Il est le « dernier » survivant. Depuis la disparition de Georges Lautner en 2013, père fondateur des Tontons flingueurs, Venantino Venantini est le gardien du mausolée. Ce brun ténébreux, flegmatique comme tout Romain qui se respecte, n’a rien perdu de son élégance italienne à plus de 85 ans. On se souvient de lui, Beretta en poche, philosophant sur le combat de près dans le film culte de 1963. Pour être tout à fait exact, l’excellent Claude Rich faisait aussi partie de cette turbulente troupe mais il pratiquait la musique dodécaphonique et non le tir de précision. Venantino partage avec ce monstre sacré du Théâtre Français les souvenirs d’un tournage devenu mythique. Le Panthéon du dialogue explosif et de la répartie fusante. Être ou ne pas être dans cette distribution fait toute la différence. Postérité or not postérité.
Dans cinquante ans encore, on parlera de la scène de la cuisine, de Raoul Volfoni, de Montauban, des flingues de concours, de la pénurie de main d’œuvre sur le macadam, d’une certaine Polonaise qui en prenait au petit-déjeuner ou de ce besoin de faire des phrases chez les marins. Toute une époque ! Venantino raconte sa vie dans Le dernier des Tontons flingueurs, aux Editions Michel Lafon, avec la collaboration de Bertrand Guyard et une préface de Laurent Gerra. Pour les cinéphiles, amateurs de nanars, Venantino, c’est du pain bénit ! Le porte-flingues du Mexicain n’a jamais eu peur du ridicule. Quand certains construisent leur carrière sans salir leurs souliers vernis, le rital, comme tous ses potes l’appellent, a participé à des farces insensées. Du gros rire qui tache. Qui oserait aujourd’hui figurer au casting du Führer en folie, une « kolossale » bouffonnerie de Philippe Clair ? En 1974, Venantino relevait ce défi aux côtés d’Alice Sapritch, Michel Galabru, Luis Rego ou encore Pierre Doris.

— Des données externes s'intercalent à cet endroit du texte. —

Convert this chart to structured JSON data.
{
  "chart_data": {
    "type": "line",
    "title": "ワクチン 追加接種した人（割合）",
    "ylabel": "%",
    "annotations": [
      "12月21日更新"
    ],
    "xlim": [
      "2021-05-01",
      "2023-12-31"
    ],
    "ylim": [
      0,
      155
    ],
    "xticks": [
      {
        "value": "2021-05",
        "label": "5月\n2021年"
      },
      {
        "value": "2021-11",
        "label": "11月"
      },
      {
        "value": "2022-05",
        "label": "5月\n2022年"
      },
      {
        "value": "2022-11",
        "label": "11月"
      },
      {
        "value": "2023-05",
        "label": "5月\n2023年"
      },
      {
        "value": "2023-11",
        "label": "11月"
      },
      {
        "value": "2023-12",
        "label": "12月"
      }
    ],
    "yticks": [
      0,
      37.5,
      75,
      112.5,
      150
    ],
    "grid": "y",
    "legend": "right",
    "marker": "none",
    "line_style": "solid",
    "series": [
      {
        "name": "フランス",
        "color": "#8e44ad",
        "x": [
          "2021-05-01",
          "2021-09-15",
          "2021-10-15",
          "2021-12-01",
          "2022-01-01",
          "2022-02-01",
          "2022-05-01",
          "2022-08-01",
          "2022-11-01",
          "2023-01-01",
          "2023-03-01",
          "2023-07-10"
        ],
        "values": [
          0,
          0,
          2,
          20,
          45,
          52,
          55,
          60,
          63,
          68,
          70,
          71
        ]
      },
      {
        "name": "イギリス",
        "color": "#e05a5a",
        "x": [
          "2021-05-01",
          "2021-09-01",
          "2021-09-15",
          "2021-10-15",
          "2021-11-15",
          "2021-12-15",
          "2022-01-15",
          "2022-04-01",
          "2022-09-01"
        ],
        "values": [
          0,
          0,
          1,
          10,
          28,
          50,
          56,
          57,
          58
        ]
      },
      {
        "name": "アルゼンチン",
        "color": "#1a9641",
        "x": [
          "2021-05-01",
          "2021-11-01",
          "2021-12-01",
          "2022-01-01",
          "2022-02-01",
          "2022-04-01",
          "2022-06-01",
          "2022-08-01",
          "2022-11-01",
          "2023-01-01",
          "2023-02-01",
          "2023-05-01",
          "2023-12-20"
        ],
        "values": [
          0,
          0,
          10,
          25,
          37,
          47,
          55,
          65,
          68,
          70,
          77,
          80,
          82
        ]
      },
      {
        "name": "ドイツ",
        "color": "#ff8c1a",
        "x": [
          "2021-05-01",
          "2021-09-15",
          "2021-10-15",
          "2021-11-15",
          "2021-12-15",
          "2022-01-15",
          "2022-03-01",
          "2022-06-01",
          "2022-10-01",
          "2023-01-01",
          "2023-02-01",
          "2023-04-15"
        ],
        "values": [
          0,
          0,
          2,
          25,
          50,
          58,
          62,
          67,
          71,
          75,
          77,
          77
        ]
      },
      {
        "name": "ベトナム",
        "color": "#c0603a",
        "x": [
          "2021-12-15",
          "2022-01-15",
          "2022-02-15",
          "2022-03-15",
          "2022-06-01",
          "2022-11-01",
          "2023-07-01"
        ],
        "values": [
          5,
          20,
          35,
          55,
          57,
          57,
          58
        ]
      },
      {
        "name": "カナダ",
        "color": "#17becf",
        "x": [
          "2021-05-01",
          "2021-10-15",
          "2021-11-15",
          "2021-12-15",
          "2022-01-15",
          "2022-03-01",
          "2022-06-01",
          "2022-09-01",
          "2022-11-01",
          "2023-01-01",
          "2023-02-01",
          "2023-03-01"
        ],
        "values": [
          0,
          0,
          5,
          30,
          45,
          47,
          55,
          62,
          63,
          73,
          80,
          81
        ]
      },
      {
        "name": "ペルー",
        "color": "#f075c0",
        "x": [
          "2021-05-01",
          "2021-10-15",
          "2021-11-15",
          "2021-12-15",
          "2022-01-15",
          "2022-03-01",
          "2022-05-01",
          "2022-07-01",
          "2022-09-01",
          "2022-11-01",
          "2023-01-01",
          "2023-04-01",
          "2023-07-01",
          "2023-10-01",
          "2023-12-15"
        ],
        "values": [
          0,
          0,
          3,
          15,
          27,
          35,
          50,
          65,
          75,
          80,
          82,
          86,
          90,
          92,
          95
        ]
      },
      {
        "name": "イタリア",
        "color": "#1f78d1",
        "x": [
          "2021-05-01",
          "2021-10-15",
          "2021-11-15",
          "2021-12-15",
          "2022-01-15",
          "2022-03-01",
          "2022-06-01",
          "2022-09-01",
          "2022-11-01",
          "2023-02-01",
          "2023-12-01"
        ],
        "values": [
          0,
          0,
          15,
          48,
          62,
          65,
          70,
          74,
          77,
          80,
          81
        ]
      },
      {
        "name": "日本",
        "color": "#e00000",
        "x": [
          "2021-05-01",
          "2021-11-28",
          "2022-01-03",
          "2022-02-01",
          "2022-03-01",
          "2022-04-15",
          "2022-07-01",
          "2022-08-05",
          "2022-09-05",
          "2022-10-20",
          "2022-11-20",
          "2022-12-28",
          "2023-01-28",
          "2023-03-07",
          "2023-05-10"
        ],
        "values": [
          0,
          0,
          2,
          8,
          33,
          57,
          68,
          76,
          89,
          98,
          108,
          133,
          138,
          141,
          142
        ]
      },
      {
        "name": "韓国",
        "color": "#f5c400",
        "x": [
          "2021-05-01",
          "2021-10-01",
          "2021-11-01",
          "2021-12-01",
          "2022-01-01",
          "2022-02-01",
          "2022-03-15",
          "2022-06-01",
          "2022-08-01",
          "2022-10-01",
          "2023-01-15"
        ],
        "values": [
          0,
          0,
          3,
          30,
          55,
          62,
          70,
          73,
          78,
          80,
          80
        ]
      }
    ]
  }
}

Cependant, réduire cet acteur subtil à quelques comédies bien grasses serait, à la fois injuste et inexact. Car, Venantino a plus d’une couleur sur sa palette frémissante. Dans cette autobiographie, on apprend sa passion pour la peinture. En 1956, à 26 ans, il s’inscrit aux Beaux-Arts de Paris après avoir décroché une prestigieuse bourse. Et lorsque Venantino évoque son art majeur, il abandonne le masque de la Commedia dell’arte. Pendant deux ans, il aura pour chef d’atelier Georges Braque et chacune de ses rares rencontres avec le maître le troublera profondément jusqu’à modifier son geste. Braque lui conseilla de « voir grand et large ». Au cinéma, il fera souvent le grand écart entre Dino Risi et Max Pécas. L’inénarrable On est venu là pour s’éclater tient plus du film de vacances que d’une œuvre éternelle. La longue silhouette de Venantino, sa classe naturelle et son esprit boulevardier sont à jamais inoubliables dans Le Corniaud de Gérard Oury, Galia de Lautner ou Le dîner d’Ettore Scola. Si les plus grands (Fellini, Mastroianni, Gassman, Jean Yanne ou de Funès) ont aimé l’acteur, c’est pour sa bonne humeur mais aussi sa finesse. Il fut pour toutes ces stars un précieux guide dans les ruelles de Rome. Il se targue de connaître les 900 églises de la ville et y a même ses entrées secrètes. Cette promenade forcément vagabonde dans une si longue carrière est très agréable. Venantino se souvient de Marlon Brando qui lui a acheté un de ses tableaux à Tahiti, de ses déboires avec James Bond, les producteurs l’adoraient mais il se révéla « trop beau pour être le méchant ». Mais aussi de sa scène dénudée avec Sylvia Kristel dans Emmanuelle 2, des parties de foot avec Pasolini, de ses années américaines ou de l’aide qu’il procura à Ilie Nastase et Ion Tiriac avant qu’ils ne deviennent des vedettes des courts. Venantino, c’est l’Italien polyglotte, aussi à l’aise dans la jet set qu’au bar du coin, pudique comme tous les sentimentaux, joyeux et mystérieux.
Il n’a pas dit son dernier mot, il sera à l’affiche de Un plus une de Claude Lelouch où il interprète le père de Jean Dujardin, dans les salles le 9 décembre, et du prochain film de Kad Merad, Marseille, qui sortira en 2016.
Venantino Venantini, Le dernier des Tontons flingueurs – avec la collaboration de Bertrand Guyard – Préface de Laurent Gerra – Editions Michel Lafon.